Balancing code review requests across my team

I manage the frontend team at Kisi. A new senior software engineer joined us in May. He is totally up to speed, but we haven’t assigned a lot of code review work to him yet. I want to understand what is the distribution of code reviews and balance them evenly across my team. You will see how I used ChatGPT as my coding assistant to generate this data.

Problem

Let’s dive a bit more deep into the problem statement and identify explicit goals and non-goals.

We use GitHub at work. Therefore, we have access to pull request reviews data through its API. We can write a program to summarize it and see the code reviews distribution. Problem solved? Nope.

The numbers in code reviews distribution show a view of the situation. It doesn’t explain why does the problem exist in the first place or what situations led to those. If an engineer is on a vacation or sick, they will do less code reviews. That’s natural. There might be a complicated PR and it took a lot of time for review and there was no time for others. What else could be the cause?

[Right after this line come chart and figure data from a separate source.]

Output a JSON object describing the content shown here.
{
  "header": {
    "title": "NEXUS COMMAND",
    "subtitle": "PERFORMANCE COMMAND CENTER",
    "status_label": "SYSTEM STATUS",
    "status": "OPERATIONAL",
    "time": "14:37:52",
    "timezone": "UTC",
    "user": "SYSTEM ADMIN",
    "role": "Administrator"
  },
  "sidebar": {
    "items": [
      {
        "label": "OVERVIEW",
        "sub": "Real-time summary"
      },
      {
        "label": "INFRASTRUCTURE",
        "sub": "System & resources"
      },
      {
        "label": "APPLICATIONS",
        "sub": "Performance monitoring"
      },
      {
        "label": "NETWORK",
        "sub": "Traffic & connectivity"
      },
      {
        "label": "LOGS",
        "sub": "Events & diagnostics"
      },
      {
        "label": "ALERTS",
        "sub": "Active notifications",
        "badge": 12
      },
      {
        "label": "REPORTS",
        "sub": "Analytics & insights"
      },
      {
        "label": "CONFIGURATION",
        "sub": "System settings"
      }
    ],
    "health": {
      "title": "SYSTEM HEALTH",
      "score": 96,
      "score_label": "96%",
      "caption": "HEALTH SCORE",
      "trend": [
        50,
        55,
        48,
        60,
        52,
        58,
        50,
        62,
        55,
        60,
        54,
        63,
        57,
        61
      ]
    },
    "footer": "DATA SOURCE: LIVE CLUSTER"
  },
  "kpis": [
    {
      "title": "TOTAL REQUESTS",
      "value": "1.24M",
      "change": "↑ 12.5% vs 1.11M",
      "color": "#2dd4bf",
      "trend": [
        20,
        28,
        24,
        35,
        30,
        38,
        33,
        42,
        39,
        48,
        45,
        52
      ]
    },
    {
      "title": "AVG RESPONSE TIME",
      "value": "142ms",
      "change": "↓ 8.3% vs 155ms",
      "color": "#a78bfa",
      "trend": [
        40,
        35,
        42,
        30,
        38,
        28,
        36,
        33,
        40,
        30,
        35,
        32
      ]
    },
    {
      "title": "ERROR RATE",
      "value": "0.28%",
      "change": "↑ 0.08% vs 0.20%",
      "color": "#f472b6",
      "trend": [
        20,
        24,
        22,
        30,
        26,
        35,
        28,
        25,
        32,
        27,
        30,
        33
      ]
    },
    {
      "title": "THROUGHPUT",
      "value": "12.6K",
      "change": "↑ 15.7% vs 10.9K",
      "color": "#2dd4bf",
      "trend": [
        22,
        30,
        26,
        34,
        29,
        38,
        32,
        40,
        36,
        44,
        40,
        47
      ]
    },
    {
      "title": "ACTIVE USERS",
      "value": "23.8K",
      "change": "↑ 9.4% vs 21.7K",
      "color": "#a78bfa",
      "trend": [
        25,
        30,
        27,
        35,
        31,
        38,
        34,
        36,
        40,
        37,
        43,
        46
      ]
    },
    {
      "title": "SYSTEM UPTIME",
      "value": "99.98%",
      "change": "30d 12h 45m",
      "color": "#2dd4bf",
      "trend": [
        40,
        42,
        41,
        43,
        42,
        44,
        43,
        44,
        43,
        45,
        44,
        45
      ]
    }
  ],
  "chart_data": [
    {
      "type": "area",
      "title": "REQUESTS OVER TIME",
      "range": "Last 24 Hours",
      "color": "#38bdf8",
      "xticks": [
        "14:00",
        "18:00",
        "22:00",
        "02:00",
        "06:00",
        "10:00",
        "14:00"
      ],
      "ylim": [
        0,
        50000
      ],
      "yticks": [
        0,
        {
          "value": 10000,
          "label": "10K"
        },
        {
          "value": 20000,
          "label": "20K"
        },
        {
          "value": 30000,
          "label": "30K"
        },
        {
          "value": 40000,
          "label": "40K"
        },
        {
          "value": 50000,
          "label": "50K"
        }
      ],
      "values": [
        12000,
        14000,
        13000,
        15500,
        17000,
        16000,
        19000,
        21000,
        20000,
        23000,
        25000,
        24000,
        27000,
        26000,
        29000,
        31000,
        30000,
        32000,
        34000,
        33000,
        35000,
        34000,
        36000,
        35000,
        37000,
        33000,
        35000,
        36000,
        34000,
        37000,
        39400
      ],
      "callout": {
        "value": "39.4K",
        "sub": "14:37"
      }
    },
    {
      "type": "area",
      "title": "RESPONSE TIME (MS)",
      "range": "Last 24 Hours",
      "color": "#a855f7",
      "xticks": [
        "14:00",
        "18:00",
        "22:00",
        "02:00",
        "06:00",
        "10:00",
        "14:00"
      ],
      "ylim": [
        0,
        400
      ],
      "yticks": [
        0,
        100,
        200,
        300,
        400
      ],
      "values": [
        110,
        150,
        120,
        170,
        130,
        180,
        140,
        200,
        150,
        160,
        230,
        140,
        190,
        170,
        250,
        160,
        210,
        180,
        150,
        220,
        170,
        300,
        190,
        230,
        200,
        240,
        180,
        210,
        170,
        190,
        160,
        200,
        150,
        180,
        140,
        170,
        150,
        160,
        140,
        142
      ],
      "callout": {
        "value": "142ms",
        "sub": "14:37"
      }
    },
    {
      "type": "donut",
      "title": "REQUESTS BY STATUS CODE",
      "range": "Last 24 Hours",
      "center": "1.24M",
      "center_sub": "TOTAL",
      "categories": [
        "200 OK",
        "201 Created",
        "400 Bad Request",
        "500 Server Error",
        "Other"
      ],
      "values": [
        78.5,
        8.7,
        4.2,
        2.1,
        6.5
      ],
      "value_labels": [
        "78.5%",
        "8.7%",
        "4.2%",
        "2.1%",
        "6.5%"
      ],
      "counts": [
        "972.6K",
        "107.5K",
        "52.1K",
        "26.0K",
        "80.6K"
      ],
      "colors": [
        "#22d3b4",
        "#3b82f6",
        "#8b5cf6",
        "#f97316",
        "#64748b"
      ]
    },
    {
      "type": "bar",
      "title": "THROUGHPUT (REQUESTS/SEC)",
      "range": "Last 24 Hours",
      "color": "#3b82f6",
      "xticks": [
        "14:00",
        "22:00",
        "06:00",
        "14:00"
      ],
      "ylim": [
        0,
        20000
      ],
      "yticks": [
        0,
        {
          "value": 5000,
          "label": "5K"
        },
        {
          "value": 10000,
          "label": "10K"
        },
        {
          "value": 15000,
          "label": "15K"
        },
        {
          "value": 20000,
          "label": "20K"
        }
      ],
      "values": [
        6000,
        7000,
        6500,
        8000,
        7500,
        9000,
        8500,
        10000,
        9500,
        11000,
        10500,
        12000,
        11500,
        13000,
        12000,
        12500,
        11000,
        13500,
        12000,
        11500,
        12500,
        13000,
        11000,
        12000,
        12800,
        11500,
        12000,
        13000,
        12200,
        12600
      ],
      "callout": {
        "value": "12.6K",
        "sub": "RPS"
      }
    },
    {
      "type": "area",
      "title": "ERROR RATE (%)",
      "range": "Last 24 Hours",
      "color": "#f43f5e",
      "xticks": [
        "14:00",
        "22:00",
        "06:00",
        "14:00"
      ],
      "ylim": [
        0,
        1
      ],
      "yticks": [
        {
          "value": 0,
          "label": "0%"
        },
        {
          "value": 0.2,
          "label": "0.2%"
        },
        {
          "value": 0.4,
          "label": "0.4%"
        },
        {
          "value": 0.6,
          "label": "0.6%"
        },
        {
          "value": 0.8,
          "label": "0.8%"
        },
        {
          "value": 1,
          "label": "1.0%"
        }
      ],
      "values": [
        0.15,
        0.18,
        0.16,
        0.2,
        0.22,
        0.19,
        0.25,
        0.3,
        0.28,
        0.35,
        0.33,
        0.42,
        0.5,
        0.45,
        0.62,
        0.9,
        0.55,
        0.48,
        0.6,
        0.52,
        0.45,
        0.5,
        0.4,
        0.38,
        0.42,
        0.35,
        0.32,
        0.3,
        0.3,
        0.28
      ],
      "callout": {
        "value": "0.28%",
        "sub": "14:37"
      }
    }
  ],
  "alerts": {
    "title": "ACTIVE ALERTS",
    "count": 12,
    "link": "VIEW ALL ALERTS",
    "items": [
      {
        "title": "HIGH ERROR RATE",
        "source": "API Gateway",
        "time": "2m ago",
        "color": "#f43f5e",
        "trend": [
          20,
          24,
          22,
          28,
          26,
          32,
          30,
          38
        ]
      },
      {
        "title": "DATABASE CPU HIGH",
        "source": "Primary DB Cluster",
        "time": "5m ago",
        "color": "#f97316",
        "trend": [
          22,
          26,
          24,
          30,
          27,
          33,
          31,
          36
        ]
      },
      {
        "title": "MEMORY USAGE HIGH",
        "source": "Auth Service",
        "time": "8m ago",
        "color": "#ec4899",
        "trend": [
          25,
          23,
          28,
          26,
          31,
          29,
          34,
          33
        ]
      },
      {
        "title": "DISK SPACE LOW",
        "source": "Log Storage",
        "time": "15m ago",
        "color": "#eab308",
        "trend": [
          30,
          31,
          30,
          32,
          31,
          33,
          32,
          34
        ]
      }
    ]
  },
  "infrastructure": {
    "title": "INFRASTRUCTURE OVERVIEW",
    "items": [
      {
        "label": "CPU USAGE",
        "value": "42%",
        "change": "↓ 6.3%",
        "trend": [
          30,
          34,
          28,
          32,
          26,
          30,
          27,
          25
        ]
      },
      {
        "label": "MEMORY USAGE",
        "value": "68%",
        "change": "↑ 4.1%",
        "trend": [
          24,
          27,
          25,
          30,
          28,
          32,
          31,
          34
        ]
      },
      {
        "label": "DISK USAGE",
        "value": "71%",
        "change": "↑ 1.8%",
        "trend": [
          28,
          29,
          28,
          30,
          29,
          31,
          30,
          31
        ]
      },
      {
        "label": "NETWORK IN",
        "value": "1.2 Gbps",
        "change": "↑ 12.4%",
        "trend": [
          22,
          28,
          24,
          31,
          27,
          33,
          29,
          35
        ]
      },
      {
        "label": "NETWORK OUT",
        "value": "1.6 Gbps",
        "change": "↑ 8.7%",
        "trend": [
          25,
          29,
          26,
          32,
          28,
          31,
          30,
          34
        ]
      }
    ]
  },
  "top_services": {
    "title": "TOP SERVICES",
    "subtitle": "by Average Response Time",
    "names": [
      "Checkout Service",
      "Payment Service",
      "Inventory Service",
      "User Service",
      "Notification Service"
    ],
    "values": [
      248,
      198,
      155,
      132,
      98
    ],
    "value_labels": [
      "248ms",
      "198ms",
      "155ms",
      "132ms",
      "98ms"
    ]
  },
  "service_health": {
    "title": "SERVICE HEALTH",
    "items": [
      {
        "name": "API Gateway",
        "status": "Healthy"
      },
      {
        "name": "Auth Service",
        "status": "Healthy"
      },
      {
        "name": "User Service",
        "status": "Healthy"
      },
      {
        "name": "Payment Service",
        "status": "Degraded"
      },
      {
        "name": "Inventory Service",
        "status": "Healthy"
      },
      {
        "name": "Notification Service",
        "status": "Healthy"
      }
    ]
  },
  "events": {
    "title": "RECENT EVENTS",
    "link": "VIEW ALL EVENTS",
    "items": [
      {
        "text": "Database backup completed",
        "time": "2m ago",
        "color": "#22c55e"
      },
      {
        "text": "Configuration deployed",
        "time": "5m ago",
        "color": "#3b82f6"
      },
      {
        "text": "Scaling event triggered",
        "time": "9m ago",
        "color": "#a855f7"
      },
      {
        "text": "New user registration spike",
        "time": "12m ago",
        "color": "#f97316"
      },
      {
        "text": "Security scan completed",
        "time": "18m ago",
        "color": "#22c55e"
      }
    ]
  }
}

If other engineers on the team don’t assign a new engineer as code reviewer, then also it will stay low. This is kind of what’s happening on my team. I felt it could be solved from both ends. PR authors and other reviewers can assign/re-assign the review requests to the new engineer on team. The new engineer can ask for more PR reviews to be assigned by checking his own review load. It’s shows more ownership on behalf of that engineer which is pretty nice.

Like sales quota, there is not going to be review quota that each engineer has to hit every week. To me, in isolation these numbers don’t mean anything. I don’t want to put pressure on my team using numbers that are devoid of all context. I want to find outlier situations using data and act on them. Instead of looking at data for a single week, use the data generated over a quarter to help myself and my team.

There are three kinds of lies: lies, damn lies and statistics

Solution

The easiest way to generate this data is through GitHub Actions. Since, actions have a GitHub token, and we can read GitHub API using it. Here is the rough idea.

The path was clear, but I was feeling a bit lazy to write code 😅. So, I chose ChatGPT as my coding assistant. After an hour of back and forth and testing the generated code, I have done it. Here is a link to the entire conversation. I chose not to rely on external dependencies in script, so that the action can run as fast possible.

Code for the GitHub action itself

name: Repo Statastics
on:
  schedule:
    - cron: "0 0 * * 1"

permissions:
  pull-requests: read
  contents: read

env:
  GITHUB_TOKEN: ${{ secrets.GITHUB_TOKEN }}

jobs:
  check:
    runs-on: ubuntu-latest
    steps:
      - uses: actions/checkout@v3

      - name: Use Node.js
        uses: actions/setup-node@v3
        with:
          node-version: "18.x"

      - name: Fetch Review Statastics
        run: node scripts/reviewStats.js

Thanks for reading! Maybe I will write follow up after some months whether this was useful or not.